The German finance minister said the same thing to a British audience earlier this month. Brexit, he said, would make Europe "less stable and more volatile," adding, allegedly tongue-in-cheek, that "we (Germans) would cry" if Britain left. It all sounded like the Broadway's rendition of Jacques Brell's desperately sad, iconic song "Ne me quitte pas" (Don't leave me).
Such appeals reinforce the view of a deeply corroded French-German relationship, where chances of a compromise over a genuine fiscal union and other measures to strengthen the euro are nil.
Indeed, unless election gains of far right and left parties a year from now force an early French exit from the EU and the euro, things will be left to limp along until the next crisis blows up the monetary union. That time bomb is ticking; it was set up by fiscal austerity that caused deep recessions (the euro area GDP is still below pre-crisis levels of 2007), high unemployment and political instabilities in countries that account for 53 percent of the euro area.
Investment thoughts
The euro is critically wounded by seemingly unbridgeable French-German differences over the management of their monetary union.

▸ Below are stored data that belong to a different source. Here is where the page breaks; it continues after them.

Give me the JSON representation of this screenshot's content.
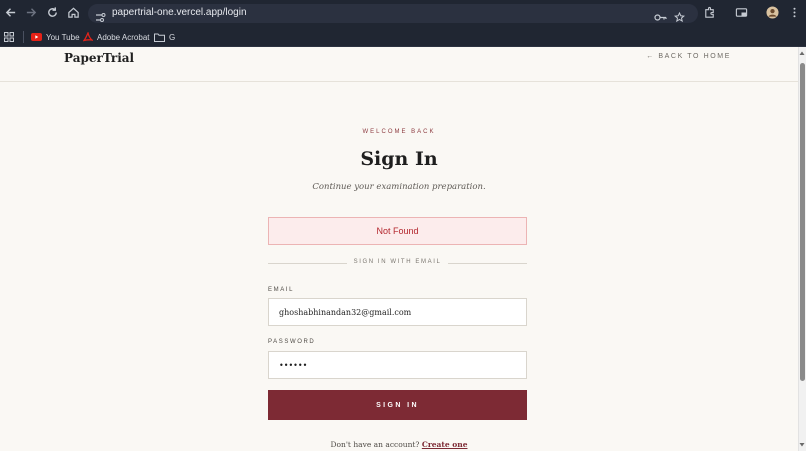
{
  "browser": {
    "url": "papertrial-one.vercel.app/login",
    "bookmarks": [
      {
        "label": "You Tube",
        "icon": "youtube-icon"
      },
      {
        "label": "Adobe Acrobat",
        "icon": "acrobat-icon"
      },
      {
        "label": "G",
        "icon": "folder-icon"
      }
    ]
  },
  "header": {
    "logo": "PaperTrial",
    "back_link": "← BACK TO HOME"
  },
  "login": {
    "eyebrow": "WELCOME BACK",
    "title": "Sign In",
    "subtitle": "Continue your examination preparation.",
    "error": "Not Found",
    "divider": "SIGN IN WITH EMAIL",
    "email_label": "EMAIL",
    "email_value": "ghoshabhinandan32@gmail.com",
    "password_label": "PASSWORD",
    "password_value": "••••••",
    "submit_label": "SIGN IN",
    "signup_prompt": "Don't have an account?",
    "signup_link": "Create one"
  },
  "colors": {
    "accent": "#7d2a34",
    "error_bg": "#fcecec",
    "error_text": "#b3262d",
    "page_bg": "#faf8f4"
  }
}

That crisis will be further aggravated by the growing anti-EU, and anti-German, political parties in France, and by similar socio-political movements in Spain, Italy, Portugal and Greece.
Successors to great European statesmen such as Mitterrand and Kohl have gravely compromised the euro's finality. The political mantra that "the euro is here to stay" has become an empty slogan.
The dollar is a winner in all this. A strong dollar could also delay and moderate the Fed's widely anticipated rate hikes, because a strengthening greenback is technically equivalent to monetary tightening. At the moment, the dollar's trade-weighted value is exactly where it was a year ago, and we have yet to see the evidence of the Fed's large-scale liquidity withdrawals.